従前のままでも、つくった感想や料理の写真を投稿者に伝えることはできた。しかし感想を写真付きで伝えるためには、複数の操作を組み合わせる必要があった。「つくれぽ」を導入したことにより、クックパッドの利用者は、簡単な操作で「美味しかったよ」と、写真付きのメッセージを投稿者に送れるようになった。

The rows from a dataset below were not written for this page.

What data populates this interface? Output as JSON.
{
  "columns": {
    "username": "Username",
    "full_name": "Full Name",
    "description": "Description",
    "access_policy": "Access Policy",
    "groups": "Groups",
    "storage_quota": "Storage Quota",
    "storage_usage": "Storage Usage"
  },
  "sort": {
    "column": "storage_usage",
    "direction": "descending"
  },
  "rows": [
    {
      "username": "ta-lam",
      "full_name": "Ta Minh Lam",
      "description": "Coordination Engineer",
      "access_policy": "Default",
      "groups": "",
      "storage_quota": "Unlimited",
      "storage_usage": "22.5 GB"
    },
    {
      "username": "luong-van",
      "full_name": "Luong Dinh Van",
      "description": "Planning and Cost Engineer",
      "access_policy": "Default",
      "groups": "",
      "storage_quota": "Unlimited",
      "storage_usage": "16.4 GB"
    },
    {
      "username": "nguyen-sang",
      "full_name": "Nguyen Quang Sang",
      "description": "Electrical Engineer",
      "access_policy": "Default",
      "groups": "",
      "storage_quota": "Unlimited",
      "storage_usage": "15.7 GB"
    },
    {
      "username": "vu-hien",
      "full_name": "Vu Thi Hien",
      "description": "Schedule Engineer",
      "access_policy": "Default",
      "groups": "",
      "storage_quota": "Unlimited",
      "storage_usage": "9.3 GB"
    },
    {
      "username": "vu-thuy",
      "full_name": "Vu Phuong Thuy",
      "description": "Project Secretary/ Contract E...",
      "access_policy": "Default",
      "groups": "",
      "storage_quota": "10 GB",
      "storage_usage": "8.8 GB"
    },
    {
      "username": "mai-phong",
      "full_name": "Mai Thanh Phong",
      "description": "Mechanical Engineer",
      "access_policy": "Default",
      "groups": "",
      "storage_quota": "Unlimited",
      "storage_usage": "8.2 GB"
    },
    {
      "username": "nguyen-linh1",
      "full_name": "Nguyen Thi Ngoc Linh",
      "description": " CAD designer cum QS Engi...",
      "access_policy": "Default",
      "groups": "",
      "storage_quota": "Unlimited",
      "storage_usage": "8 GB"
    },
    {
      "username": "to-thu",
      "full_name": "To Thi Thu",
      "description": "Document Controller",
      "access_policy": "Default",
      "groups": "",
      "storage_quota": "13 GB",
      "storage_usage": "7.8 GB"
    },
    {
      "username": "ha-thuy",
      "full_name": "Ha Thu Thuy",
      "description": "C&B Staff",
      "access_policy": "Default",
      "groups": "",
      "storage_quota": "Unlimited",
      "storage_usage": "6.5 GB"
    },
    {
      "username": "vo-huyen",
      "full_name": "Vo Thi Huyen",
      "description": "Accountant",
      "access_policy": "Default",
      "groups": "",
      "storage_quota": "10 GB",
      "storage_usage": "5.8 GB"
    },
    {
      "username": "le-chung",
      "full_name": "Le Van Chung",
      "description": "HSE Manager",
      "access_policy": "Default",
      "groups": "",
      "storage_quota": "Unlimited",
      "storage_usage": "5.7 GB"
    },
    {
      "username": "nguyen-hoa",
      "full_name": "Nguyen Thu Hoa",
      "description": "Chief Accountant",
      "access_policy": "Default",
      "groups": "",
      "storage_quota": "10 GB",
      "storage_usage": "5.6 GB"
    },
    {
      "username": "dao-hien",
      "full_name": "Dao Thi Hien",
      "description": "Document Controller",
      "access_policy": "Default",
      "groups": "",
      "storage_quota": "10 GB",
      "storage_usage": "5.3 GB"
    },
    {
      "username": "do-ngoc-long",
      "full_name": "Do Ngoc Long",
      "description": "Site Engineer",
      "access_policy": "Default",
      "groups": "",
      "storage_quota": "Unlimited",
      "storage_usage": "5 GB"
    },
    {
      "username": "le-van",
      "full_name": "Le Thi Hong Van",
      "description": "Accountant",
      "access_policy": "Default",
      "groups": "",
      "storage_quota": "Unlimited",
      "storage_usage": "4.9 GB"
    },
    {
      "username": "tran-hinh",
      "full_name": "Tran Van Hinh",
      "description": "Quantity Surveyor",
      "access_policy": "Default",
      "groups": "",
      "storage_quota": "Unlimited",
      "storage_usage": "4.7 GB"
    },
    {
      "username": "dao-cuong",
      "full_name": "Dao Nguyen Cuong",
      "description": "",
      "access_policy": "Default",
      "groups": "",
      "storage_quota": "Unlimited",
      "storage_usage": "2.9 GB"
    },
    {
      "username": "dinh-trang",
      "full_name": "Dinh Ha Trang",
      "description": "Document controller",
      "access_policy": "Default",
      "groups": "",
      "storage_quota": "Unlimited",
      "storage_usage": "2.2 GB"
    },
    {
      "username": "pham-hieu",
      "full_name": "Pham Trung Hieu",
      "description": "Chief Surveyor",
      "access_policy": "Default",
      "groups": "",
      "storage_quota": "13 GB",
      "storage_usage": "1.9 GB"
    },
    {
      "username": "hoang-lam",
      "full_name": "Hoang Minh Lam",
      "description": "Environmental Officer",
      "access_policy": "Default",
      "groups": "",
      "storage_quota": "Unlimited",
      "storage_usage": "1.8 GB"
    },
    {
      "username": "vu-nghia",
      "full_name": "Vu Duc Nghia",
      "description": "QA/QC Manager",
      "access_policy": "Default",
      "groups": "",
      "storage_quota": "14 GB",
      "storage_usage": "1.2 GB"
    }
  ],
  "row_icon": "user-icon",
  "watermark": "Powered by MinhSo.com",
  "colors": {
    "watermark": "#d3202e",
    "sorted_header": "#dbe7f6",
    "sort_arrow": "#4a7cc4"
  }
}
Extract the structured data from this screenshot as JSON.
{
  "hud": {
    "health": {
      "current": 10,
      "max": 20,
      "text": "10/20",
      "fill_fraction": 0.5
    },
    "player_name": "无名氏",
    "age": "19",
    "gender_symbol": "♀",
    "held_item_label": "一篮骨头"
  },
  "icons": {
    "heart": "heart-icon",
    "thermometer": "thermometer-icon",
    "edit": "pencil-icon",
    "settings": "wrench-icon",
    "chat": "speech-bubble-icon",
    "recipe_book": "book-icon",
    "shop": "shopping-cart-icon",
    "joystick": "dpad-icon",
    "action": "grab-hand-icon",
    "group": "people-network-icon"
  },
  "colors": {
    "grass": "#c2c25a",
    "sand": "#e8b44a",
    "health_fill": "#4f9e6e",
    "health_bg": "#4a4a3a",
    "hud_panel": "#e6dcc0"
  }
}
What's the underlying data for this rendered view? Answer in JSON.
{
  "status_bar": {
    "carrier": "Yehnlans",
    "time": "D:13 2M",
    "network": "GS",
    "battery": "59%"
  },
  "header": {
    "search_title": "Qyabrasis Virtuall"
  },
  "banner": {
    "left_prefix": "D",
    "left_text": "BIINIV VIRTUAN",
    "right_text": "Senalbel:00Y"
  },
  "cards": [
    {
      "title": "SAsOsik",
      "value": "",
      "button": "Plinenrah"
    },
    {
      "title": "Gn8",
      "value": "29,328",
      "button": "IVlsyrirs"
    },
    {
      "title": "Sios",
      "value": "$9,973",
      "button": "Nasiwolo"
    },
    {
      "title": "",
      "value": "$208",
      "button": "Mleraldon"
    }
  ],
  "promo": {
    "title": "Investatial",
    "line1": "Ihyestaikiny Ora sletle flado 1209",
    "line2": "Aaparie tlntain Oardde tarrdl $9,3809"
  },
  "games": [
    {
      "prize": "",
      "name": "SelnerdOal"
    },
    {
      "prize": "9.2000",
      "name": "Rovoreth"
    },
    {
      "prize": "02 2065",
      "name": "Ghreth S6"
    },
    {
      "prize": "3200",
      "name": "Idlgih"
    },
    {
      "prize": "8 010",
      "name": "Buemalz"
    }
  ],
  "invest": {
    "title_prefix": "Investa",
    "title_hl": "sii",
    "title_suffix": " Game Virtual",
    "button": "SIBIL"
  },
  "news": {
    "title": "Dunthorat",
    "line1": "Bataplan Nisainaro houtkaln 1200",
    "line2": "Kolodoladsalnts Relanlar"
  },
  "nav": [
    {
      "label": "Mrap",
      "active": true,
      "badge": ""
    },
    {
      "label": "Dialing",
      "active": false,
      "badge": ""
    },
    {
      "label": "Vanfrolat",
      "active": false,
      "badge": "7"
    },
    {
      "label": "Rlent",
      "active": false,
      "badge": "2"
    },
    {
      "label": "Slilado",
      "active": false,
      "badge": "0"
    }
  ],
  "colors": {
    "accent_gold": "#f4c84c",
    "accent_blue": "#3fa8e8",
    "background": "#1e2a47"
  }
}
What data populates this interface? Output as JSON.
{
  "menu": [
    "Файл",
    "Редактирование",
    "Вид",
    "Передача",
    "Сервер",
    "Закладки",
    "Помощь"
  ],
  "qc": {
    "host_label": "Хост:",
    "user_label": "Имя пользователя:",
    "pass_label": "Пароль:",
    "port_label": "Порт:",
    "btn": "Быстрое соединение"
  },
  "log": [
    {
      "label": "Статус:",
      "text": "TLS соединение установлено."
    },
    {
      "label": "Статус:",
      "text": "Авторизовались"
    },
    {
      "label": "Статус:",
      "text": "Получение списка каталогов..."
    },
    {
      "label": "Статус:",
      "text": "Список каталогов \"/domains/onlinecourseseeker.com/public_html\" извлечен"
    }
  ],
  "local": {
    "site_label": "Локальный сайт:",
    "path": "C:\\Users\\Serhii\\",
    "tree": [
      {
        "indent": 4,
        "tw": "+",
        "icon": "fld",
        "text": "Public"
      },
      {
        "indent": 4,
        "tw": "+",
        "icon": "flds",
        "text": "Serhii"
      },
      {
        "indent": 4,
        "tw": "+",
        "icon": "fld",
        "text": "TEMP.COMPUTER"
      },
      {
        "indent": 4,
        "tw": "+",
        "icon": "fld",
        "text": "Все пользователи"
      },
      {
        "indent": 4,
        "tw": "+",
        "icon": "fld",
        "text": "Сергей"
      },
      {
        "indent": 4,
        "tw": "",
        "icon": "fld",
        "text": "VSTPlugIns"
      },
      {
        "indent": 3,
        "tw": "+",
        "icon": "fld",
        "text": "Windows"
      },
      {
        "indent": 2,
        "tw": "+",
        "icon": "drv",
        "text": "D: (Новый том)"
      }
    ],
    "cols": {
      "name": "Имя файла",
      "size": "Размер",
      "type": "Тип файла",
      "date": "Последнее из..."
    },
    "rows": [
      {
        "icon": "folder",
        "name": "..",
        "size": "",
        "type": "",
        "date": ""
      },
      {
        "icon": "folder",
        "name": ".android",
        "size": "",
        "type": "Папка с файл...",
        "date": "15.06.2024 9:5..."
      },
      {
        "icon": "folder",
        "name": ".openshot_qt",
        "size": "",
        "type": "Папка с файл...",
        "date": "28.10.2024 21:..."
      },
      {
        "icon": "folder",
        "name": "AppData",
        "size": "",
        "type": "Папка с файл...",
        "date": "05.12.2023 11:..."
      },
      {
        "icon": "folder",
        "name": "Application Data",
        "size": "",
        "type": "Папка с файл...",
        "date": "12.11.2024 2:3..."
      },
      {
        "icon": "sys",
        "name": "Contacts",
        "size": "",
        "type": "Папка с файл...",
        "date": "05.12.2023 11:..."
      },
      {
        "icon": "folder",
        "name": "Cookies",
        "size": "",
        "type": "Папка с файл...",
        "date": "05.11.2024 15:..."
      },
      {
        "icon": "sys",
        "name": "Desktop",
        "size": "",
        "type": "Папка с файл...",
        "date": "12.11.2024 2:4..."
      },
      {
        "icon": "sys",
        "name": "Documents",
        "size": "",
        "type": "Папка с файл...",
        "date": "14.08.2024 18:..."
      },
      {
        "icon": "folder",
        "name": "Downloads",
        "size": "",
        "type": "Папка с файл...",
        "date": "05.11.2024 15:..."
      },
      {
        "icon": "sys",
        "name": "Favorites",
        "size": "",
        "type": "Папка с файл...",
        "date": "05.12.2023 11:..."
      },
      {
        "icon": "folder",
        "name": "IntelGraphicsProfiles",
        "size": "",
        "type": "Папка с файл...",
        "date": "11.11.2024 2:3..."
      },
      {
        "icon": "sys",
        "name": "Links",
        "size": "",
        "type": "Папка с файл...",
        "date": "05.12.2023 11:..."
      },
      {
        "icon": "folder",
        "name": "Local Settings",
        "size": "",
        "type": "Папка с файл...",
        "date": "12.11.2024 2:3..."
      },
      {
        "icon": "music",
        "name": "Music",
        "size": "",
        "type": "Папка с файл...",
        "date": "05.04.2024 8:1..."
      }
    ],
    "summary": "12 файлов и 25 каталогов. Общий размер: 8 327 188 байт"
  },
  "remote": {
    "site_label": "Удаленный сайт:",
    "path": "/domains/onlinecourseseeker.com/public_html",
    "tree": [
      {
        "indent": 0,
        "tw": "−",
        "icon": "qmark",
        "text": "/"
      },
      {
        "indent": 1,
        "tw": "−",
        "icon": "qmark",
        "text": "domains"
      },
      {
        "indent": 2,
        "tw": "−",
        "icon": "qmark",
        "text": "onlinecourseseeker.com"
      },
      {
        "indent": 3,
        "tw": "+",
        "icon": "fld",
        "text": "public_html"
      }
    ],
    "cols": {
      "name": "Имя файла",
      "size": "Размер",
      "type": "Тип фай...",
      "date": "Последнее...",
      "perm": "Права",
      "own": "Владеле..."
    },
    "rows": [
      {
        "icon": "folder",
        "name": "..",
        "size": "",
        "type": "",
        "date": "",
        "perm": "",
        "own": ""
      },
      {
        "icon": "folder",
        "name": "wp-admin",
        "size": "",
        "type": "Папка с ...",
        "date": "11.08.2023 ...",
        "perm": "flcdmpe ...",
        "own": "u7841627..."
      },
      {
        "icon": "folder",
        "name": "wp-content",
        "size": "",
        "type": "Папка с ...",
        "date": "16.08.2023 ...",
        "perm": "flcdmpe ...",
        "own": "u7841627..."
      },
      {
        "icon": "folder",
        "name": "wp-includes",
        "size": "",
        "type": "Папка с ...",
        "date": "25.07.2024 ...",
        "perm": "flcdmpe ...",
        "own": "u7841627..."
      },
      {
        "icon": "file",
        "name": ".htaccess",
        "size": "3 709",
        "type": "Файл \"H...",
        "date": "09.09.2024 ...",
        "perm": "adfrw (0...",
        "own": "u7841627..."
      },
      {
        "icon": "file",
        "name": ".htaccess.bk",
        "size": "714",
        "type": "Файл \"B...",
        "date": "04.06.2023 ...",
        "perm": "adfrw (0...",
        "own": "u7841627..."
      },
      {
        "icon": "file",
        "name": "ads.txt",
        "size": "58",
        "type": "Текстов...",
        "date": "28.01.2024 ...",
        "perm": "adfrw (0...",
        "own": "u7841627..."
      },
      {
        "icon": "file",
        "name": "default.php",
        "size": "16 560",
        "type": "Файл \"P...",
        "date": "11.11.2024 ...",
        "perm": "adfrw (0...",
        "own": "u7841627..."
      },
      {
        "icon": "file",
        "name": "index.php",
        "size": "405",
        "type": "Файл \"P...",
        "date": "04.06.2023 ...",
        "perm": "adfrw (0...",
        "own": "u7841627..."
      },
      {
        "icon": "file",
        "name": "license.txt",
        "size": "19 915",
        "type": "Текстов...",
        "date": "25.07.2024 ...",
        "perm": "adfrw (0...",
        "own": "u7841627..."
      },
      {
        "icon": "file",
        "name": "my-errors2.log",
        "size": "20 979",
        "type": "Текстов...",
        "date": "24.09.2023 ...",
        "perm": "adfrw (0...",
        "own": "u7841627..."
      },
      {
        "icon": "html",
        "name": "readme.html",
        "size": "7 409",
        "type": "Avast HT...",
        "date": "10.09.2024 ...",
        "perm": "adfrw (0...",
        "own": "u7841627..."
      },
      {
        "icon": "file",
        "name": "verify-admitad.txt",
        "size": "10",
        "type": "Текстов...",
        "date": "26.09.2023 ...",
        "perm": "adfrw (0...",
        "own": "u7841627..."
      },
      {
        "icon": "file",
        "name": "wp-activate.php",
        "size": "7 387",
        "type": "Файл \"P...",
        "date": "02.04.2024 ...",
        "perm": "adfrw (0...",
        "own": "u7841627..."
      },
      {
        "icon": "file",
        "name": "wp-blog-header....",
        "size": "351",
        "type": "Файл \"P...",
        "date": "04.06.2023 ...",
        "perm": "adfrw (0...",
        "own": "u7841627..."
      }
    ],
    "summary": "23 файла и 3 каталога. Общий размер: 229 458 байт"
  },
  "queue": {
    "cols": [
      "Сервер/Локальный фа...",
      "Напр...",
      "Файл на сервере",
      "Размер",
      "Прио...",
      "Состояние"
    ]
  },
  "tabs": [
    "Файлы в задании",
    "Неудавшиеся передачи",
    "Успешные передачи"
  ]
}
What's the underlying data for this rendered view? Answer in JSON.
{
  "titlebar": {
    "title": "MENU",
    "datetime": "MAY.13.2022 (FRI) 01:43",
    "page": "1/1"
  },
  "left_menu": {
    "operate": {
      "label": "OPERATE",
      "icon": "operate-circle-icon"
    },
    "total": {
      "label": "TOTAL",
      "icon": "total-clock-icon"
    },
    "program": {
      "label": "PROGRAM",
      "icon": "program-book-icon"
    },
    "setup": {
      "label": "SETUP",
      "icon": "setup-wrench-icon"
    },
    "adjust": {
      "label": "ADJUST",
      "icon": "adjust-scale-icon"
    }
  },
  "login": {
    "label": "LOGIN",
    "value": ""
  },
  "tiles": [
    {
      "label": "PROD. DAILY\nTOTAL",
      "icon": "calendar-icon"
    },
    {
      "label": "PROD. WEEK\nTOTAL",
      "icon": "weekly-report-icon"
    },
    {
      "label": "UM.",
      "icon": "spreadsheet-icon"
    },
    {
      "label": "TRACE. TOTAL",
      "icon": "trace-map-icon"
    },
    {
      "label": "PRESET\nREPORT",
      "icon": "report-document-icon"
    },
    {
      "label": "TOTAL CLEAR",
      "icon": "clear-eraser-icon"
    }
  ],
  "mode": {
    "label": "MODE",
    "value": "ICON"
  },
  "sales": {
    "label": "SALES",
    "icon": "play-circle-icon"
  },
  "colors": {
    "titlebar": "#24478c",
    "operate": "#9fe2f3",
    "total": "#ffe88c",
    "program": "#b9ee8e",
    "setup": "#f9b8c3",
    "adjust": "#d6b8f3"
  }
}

実際に導入してみたことで、「つくれぽ」には幾つかの効果があることが見えてきた。第1に、「つくれぽ」のコミュニケーションは、レシピの投稿者のさらなる投稿への意欲を高める。第2に、送る側にとっても、「つくれぽ」の履歴は気に入ったレシピの記録となり、先の保存フォルダ機能の補完となる。第3に、「つくれぽ」が付くことで、レシピのコンテンツとしての魅力が高まる。

レシピ投稿のインセンティブを、クックパッドは複合的に組み立ててきた。創業時よりクックパッドでは、誰もが簡単に書き込めて、わかりやすいレシピができあがる記入フォームの開発と提供に力を入れてきた。さらにレシピの投稿者は、投稿したレシピの閲覧数を確認することもできる。そこから生まれる達成感も、さらなる投稿を促す。

この使いやすさと達成感に加え、利用者とのコミュニケーションが取れる「つくれぽ」は、嬉しさや喜びをレシピの投稿者にもたらす。クックパッドは、以上のような投稿者の気持ちに寄り添う複合的な心理的インセンティブで、投稿を促してきた。

これに対して10年に参入した楽天レシピは、ポイント付与という経済的インセンティブで追い上げを狙った。しかし、蓄積できたレシピ数は、5年以上が経過した現在でも100万品程度と、クックパッドの半数に満たない。